Workers left defenceless

Workers were left defenceless in the face of the pandemic. The documents released by Khan show that TfL’s Head of Network Delivery Richard Jones advised managers to downplay the threat level to TfL’s workforce. On February 14, he directed them to discourage masks because “they make our network appear an unnecessarily risky environment” and instructed them to “Avoid local PA announcements on trains or stations in relation to coronavirus at this stage.” Instead, “frontline leaders” were told to “reassure colleagues. This will be a big support in making our people feel safe at work and will help us continue to run a good service for Londoners.”
From late February, TfL’s memos focused on curbing absenteeism. On February 27, Matson sent an email to all 300 TfL managers stating, “In essence, there is no change to the way we should be managing absence. Managers should continue to follow the usual absence policy for managing colleagues not at work due to reasons linked to coronavirus.”
Managers were directed to contact ill workers “by phone.” If absenteeism due to COVID-19 was “affecting resourcing levels”, Matson instructed, “Contact your manager in the first instance, who can escalate where required.” Throughout April and May, sick drivers told WSWS they were being harassed to return to work. TfL’s memos prove this was policy.
Khan’s much publicised “bus bonus retention scheme” announced on February 14 must be seen in this context. Drivers would receive a £1,000 bonus after two years on the job, and another £600 if they stayed for three years. Khan hoped the measure would avert a crippling staff shortage during the pandemic. In retrospect, one driver calls it “blood money”.
“Their whole approach was criminal neglect”, the driver told WSWS. “Reading these documents, they are saying ‘no face masks, no gloves, no safety announcements’… It’s complete disregard for life.”
To this day, TfL and Khan have refused requests, including under Freedom of Information, to disclose the date and work location of COVID-19 infections, deaths and hospitalisations. Clusters of infection—including at Cricklewood, Holloway and Westbourne Park garages—were only discovered later, after drivers and bus safety campaigners began piecing together scattered press coverage.
Kearney says he is not surprised by TfL’s ongoing cover-up. “In my opinion, TfL’s obstruction of public scrutiny is a deliberate attempt to hide the poor working conditions and safety practices which underpin these services’ highly-regarded timeliness and availability.
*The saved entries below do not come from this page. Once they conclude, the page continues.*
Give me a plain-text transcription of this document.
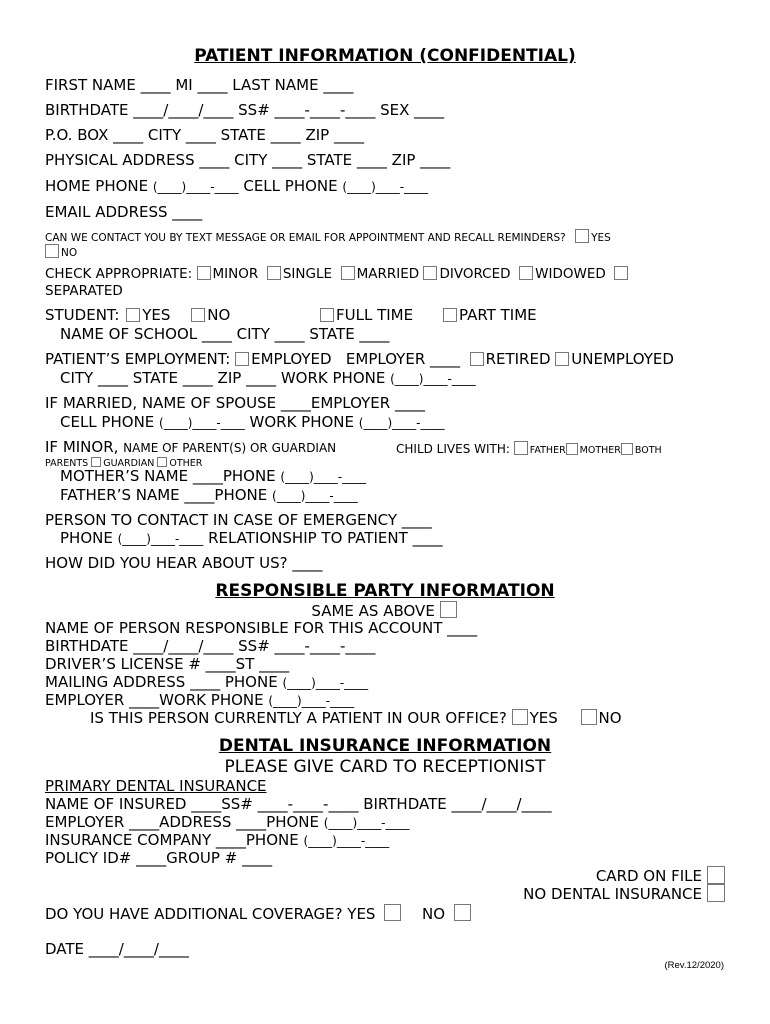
PATIENT INFORMATION (CONFIDENTIAL)
FIRST NAME ____ MI ____ LAST NAME ____
BIRTHDATE ____/____/____ SS# ____-____-____ SEX ____
P.O. BOX ____ CITY ____ STATE ____ ZIP ____
PHYSICAL ADDRESS ____ CITY ____ STATE ____ ZIP ____
HOME PHONE (____)____-____ CELL PHONE (____)____-____
EMAIL ADDRESS ____
CAN WE CONTACT YOU BY TEXT MESSAGE OR EMAIL FOR APPOINTMENT AND RECALL REMINDERS? YES
NO
CHECK APPROPRIATE: MINOR SINGLE MARRIED DIVORCED WIDOWED
SEPARATED
STUDENT: YES NO	FULL TIME	PART TIME
NAME OF SCHOOL ____ CITY ____ STATE ____
PATIENT’S EMPLOYMENT: EMPLOYED EMPLOYER ____ RETIRED UNEMPLOYED
CITY ____ STATE ____ ZIP ____ WORK PHONE (____)____-____
IF MARRIED, NAME OF SPOUSE ____EMPLOYER ____
CELL PHONE (____)____-____ WORK PHONE (____)____-____
IF MINOR, NAME OF PARENT(S) OR GUARDIAN	CHILD LIVES WITH: FATHER MOTHER BOTH
PARENTS GUARDIAN OTHER
MOTHER’S NAME ____PHONE (____)____-____
FATHER’S NAME ____PHONE (____)____-____
PERSON TO CONTACT IN CASE OF EMERGENCY ____
PHONE (____)____-____ RELATIONSHIP TO PATIENT ____
HOW DID YOU HEAR ABOUT US? ____
RESPONSIBLE PARTY INFORMATION
SAME AS ABOVE
NAME OF PERSON RESPONSIBLE FOR THIS ACCOUNT ____
BIRTHDATE ____/____/____ SS# ____-____-____
DRIVER’S LICENSE # ____ST ____
MAILING ADDRESS ____ PHONE (____)____-____
EMPLOYER ____WORK PHONE (____)____-____
IS THIS PERSON CURRENTLY A PATIENT IN OUR OFFICE? YES	NO
DENTAL INSURANCE INFORMATION
PLEASE GIVE CARD TO RECEPTIONIST
PRIMARY DENTAL INSURANCE
NAME OF INSURED ____SS# ____-____-____ BIRTHDATE ____/____/____
EMPLOYER ____ADDRESS ____PHONE (____)____-____
INSURANCE COMPANY ____PHONE (____)____-____
POLICY ID# ____GROUP # ____
CARD ON FILE
NO DENTAL INSURANCE
DO YOU HAVE ADDITIONAL COVERAGE? YES	NO
DATE ____/____/____
(Rev.12/2020)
I’d have thought intentionally running a public surface transport system that kills and injures (a) for the convenience of its passengers and (b) the profitability of its contractors, would qualify as a textbook case of corporate manslaughter.”
Unite joined with Khan, TfL, and the bus companies to insist that PPE was not required and took no steps to investigate workplace infections and deaths, stating that it was not their responsibility. As the Johnson government reopened the economy, the unions were again on board, pushing a return to normal rosters based on lying claims that drivers’ safety would be protected. The reality is that drivers are back on crowded buses, left to fend for themselves.
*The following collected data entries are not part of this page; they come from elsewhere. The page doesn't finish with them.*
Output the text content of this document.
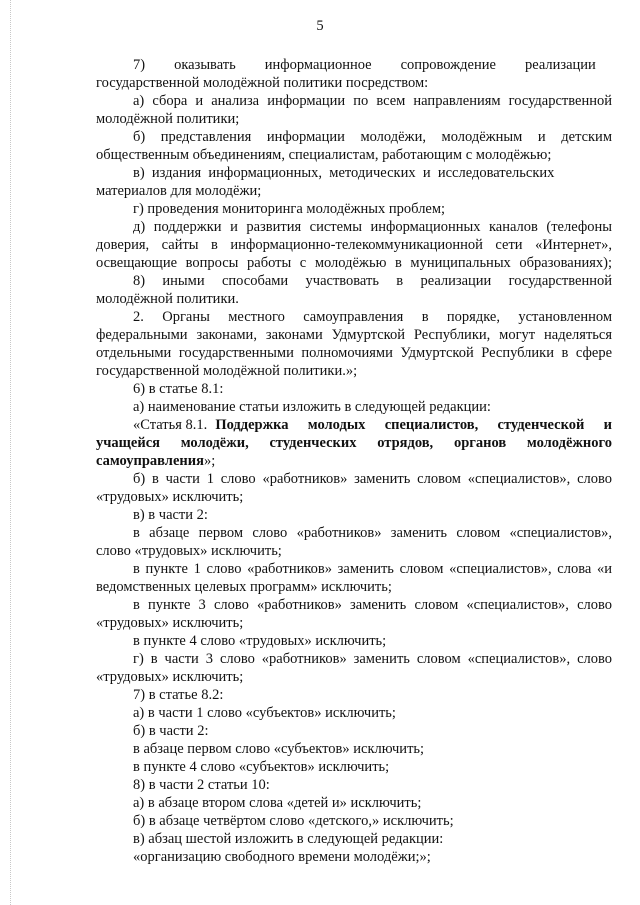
5
7)  оказывать  информационное  сопровождение  реализации
государственной молодёжной политики посредством:
а) сбора и анализа информации по всем направлениям государственной
молодёжной политики;
б) представления информации молодёжи, молодёжным и детским
общественным объединениям, специалистам, работающим с молодёжью;
в) издания информационных, методических и исследовательских
материалов для молодёжи;
г) проведения мониторинга молодёжных проблем;
д) поддержки и развития системы информационных каналов (телефоны
доверия, сайты в информационно-телекоммуникационной сети «Интернет»,
освещающие вопросы работы с молодёжью в муниципальных образованиях);
8) иными способами участвовать в реализации государственной
молодёжной политики.
2. Органы местного самоуправления в порядке, установленном
федеральными законами, законами Удмуртской Республики, могут наделяться
отдельными государственными полномочиями Удмуртской Республики в сфере
государственной молодёжной политики.»;
6) в статье 8.1:
а) наименование статьи изложить в следующей редакции:
«Статья 8.1. Поддержка молодых специалистов, студенческой и
учащейся молодёжи, студенческих отрядов, органов молодёжного
самоуправления»;
б) в части 1 слово «работников» заменить словом «специалистов», слово
«трудовых» исключить;
в) в части 2:
в абзаце первом слово «работников» заменить словом «специалистов»,
слово «трудовых» исключить;
в пункте 1 слово «работников» заменить словом «специалистов», слова «и
ведомственных целевых программ» исключить;
в пункте 3 слово «работников» заменить словом «специалистов», слово
«трудовых» исключить;
в пункте 4 слово «трудовых» исключить;
г) в части 3 слово «работников» заменить словом «специалистов», слово
«трудовых» исключить;
7) в статье 8.2:
а) в части 1 слово «субъектов» исключить;
б) в части 2:
в абзаце первом слово «субъектов» исключить;
в пункте 4 слово «субъектов» исключить;
8) в части 2 статьи 10:
а) в абзаце втором слова «детей и» исключить;
б) в абзаце четвёртом слово «детского,» исключить;
в) абзац шестой изложить в следующей редакции:
«организацию свободного времени молодёжи;»;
Unite and TfL both claimed that safety screens installed in drivers’ cabins had been designed by experts at University College London, but a UCL spokesperson told the WSWS, “The screens were not designed by UCL.” He explained, “The role of UCL researchers was to simulate and quantify airflow and droplet concentrations into and out of the driver’s cabin under various scenarios.” Neither UCL nor TfL have been willing to provide any further information.
To prevent a new wave of infections, bus and transport workers must take the fight against the pandemic out of the hands of the Johnson government, TfL, Mayor Sadiq Khan and the transport unions. Rank-and-file safety committees should be elected at every bus garage and rail depot, led by trusted workers, to introduce necessary safety measures to save lives. The resources to pay for proper safety, decent wages and income protection for sick and shielding workers must be freed through the expropriation of the major transport companies under workers’ control, as part of the fight for socialism.